Another security risk with water supplies involves the nature of monitoring the water. As of 2002, most monitoring techniques for living and nonliving contaminants requires up to 24 hours. "Real time" tests are not routinely available. Thus, contamination would not be detected until long after people had consumed the water.
Air is vulnerable to contamination with a variety of bacteria, viruses, and fungi that are light enough to become dispersed in air currents. When inhaled, the microbes can cause infections. Chemicals and toxins can also float in the air, to be inhaled or settle onto exposed skin.
Air purification has long been possible using filters. Bacteria, viruses, and even some inorganic chemicals can be retained on specialized filters. These filters are mainly suitable for laboratories or relatively small, specifically designed ventilation systems. In large indoor environments such as malls or sizeable office buildings, and in the open air, air purification is virtually impossible.
Contamination of the open air poses a similar problem as the contamination of a large volume of water, namely the amount of poisonous agent that is required.

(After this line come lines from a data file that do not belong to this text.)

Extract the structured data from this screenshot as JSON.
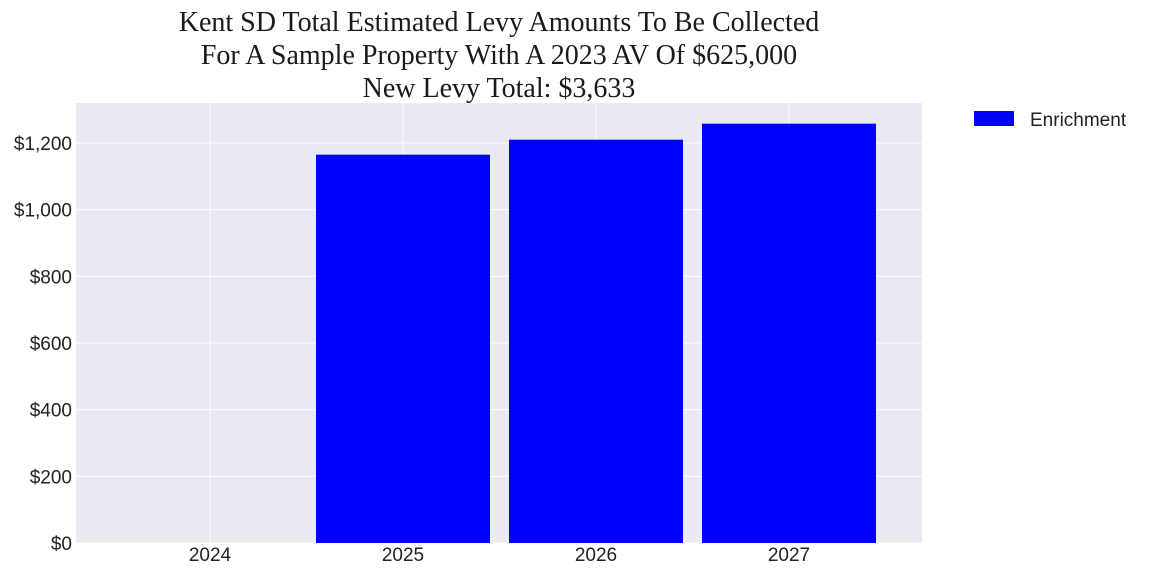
{
  "chart_data": {
    "type": "bar",
    "title_lines": [
      "Kent SD Total Estimated Levy Amounts To Be Collected",
      "For A Sample Property With A 2023 AV Of $625,000",
      "New Levy Total: $3,633"
    ],
    "categories": [
      "2024",
      "2025",
      "2026",
      "2027"
    ],
    "series": [
      {
        "name": "Enrichment",
        "values": [
          0,
          1165,
          1210,
          1258
        ],
        "color": "#0000ff"
      }
    ],
    "y_ticks": [
      0,
      200,
      400,
      600,
      800,
      1000,
      1200
    ],
    "y_tick_labels": [
      "$0",
      "$200",
      "$400",
      "$600",
      "$800",
      "$1,000",
      "$1,200"
    ],
    "ylim": [
      0,
      1320
    ],
    "xlabel": "",
    "ylabel": "",
    "grid": true,
    "background_color": "#eaeaf2",
    "grid_color": "#ffffff",
    "legend_position": "outside-top-right"
  }
}
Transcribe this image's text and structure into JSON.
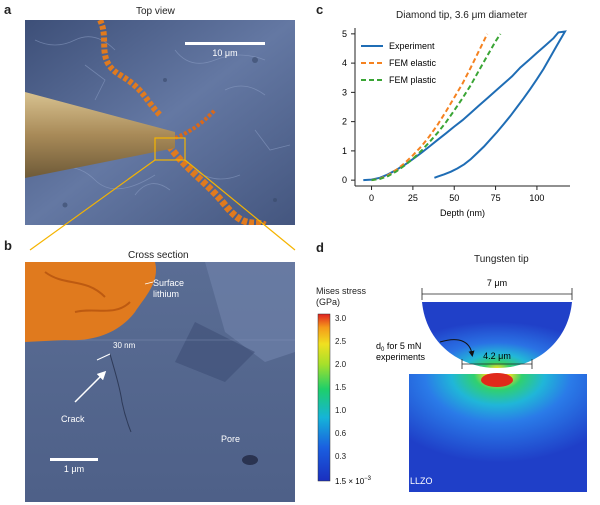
{
  "panels": {
    "a": {
      "letter": "a",
      "title": "Top view",
      "scale_bar": "10 μm"
    },
    "b": {
      "letter": "b",
      "title": "Cross section",
      "label_surface": "Surface\nlithium",
      "label_width": "30 nm",
      "label_crack": "Crack",
      "label_pore": "Pore",
      "scale_bar": "1 μm"
    },
    "c": {
      "letter": "c",
      "title": "Diamond tip, 3.6 μm diameter"
    },
    "d": {
      "letter": "d",
      "title": "Tungsten tip",
      "width": "7 μm",
      "contact": "4.2 μm",
      "d0_main": "d",
      "d0_sub": "0",
      "d0_rest": " for 5 mN",
      "d0_line2": "experiments",
      "material": "LLZO",
      "cbar_title1": "Mises stress",
      "cbar_title2": "(GPa)",
      "cbar_ticks": [
        "3.0",
        "2.5",
        "2.0",
        "1.5",
        "1.0",
        "0.6",
        "0.3"
      ],
      "cbar_min_main": "1.5 × 10",
      "cbar_min_exp": "−3"
    }
  },
  "colors": {
    "sem_blue": "#5b6f9a",
    "lithium_orange": "#e07a1e",
    "tip_gold": "#b89a66",
    "experiment": "#1f6db5",
    "fem_elastic": "#f58220",
    "fem_plastic": "#3aa535"
  },
  "chart_data": {
    "type": "line",
    "title": "Diamond tip, 3.6 μm diameter",
    "xlabel": "Depth (nm)",
    "ylabel": "",
    "xlim": [
      -10,
      120
    ],
    "ylim": [
      -0.2,
      5.2
    ],
    "xticks": [
      0,
      25,
      50,
      75,
      100
    ],
    "yticks": [
      0,
      1,
      2,
      3,
      4,
      5
    ],
    "legend_position": "top-left",
    "series": [
      {
        "name": "Experiment",
        "style": "solid",
        "color": "#1f6db5",
        "x": [
          -5,
          0,
          5,
          10,
          15,
          20,
          25,
          30,
          35,
          40,
          45,
          50,
          55,
          60,
          65,
          70,
          75,
          80,
          85,
          90,
          95,
          100,
          105,
          110,
          113,
          117,
          117,
          112,
          108,
          104,
          100,
          96,
          92,
          88,
          84,
          80,
          76,
          72,
          68,
          64,
          60,
          56,
          52,
          48,
          44,
          40,
          38
        ],
        "y": [
          0,
          0.02,
          0.08,
          0.2,
          0.35,
          0.52,
          0.72,
          0.93,
          1.15,
          1.38,
          1.6,
          1.83,
          2.05,
          2.3,
          2.55,
          2.8,
          3.05,
          3.3,
          3.55,
          3.85,
          4.1,
          4.35,
          4.6,
          4.85,
          5.05,
          5.08,
          5.08,
          4.6,
          4.2,
          3.8,
          3.45,
          3.12,
          2.8,
          2.5,
          2.2,
          1.92,
          1.65,
          1.4,
          1.15,
          0.93,
          0.72,
          0.54,
          0.4,
          0.29,
          0.2,
          0.12,
          0.08
        ]
      },
      {
        "name": "FEM elastic",
        "style": "dashed",
        "color": "#f58220",
        "x": [
          0,
          5,
          10,
          15,
          20,
          25,
          30,
          35,
          40,
          45,
          50,
          55,
          60,
          65,
          70
        ],
        "y": [
          0,
          0.05,
          0.17,
          0.35,
          0.58,
          0.85,
          1.15,
          1.5,
          1.9,
          2.35,
          2.82,
          3.3,
          3.85,
          4.42,
          5.0
        ]
      },
      {
        "name": "FEM plastic",
        "style": "dashed",
        "color": "#3aa535",
        "x": [
          0,
          5,
          10,
          15,
          20,
          25,
          30,
          35,
          40,
          45,
          50,
          55,
          60,
          65,
          70,
          75,
          78
        ],
        "y": [
          0,
          0.04,
          0.14,
          0.3,
          0.5,
          0.73,
          1.0,
          1.3,
          1.62,
          1.98,
          2.38,
          2.8,
          3.25,
          3.75,
          4.25,
          4.75,
          5.0
        ]
      }
    ]
  }
}
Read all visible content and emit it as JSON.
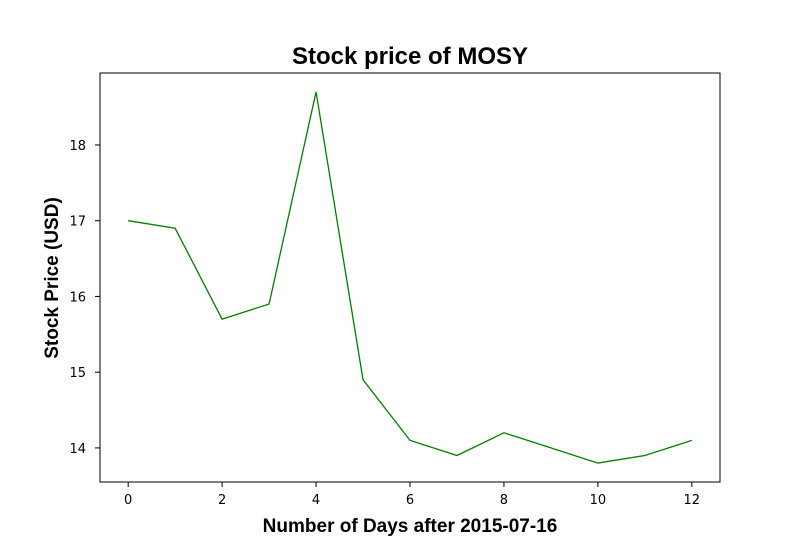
{
  "chart_data": {
    "type": "line",
    "title": "Stock price of MOSY",
    "xlabel": "Number of Days after 2015-07-16",
    "ylabel": "Stock Price (USD)",
    "x": [
      0,
      1,
      2,
      3,
      4,
      5,
      6,
      7,
      8,
      9,
      10,
      11,
      12
    ],
    "series": [
      {
        "values": [
          17.0,
          16.9,
          15.7,
          15.9,
          18.7,
          14.9,
          14.1,
          13.9,
          14.2,
          14.0,
          13.8,
          13.9,
          14.1
        ],
        "color": "#008000"
      }
    ],
    "xlim": [
      -0.6,
      12.6
    ],
    "ylim": [
      13.55,
      18.95
    ],
    "xticks": [
      0,
      2,
      4,
      6,
      8,
      10,
      12
    ],
    "yticks": [
      14,
      15,
      16,
      17,
      18
    ],
    "grid": false
  }
}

For example, estimates are that hundreds of pounds of anthrax spores would be needed to achieve a massive contamination of the population of a large city.
The release of toxic agents into a more limited area such as an office building is more plausible. Some buildings that are deemed to be a security risk, or which are used for research with highly infectious microbes, are equipped with safeguards to prevent the spread of airborne infectious agents or poisons. Air treatment, ventilation filters, alarms, and the ability to isolate contaminated zones are usually part of the designed safeguards.
█ FURTHER READING:
Drell, S. D. The New Terror: Facing the Threat of Biological and Chemical Weapons. Stanford, CA: Hoover Institute Press, 1999.
Henderson, D. A., "The Looming Threat of Bioterrorism." Science no. 283 (1999): 1279–1282.
Kowalski, W. J., W. P. Bahnfleth, and T. S. Whittam. "Filtration of Airborne Microorganisms: Modeling and Prediction." ASHRAE Transactions 105 (1999): 4–17.
O'Toole, T. "Smallpox: An Attack Scenario." Emerging Infectious Diseases 5 (1999): 540–546.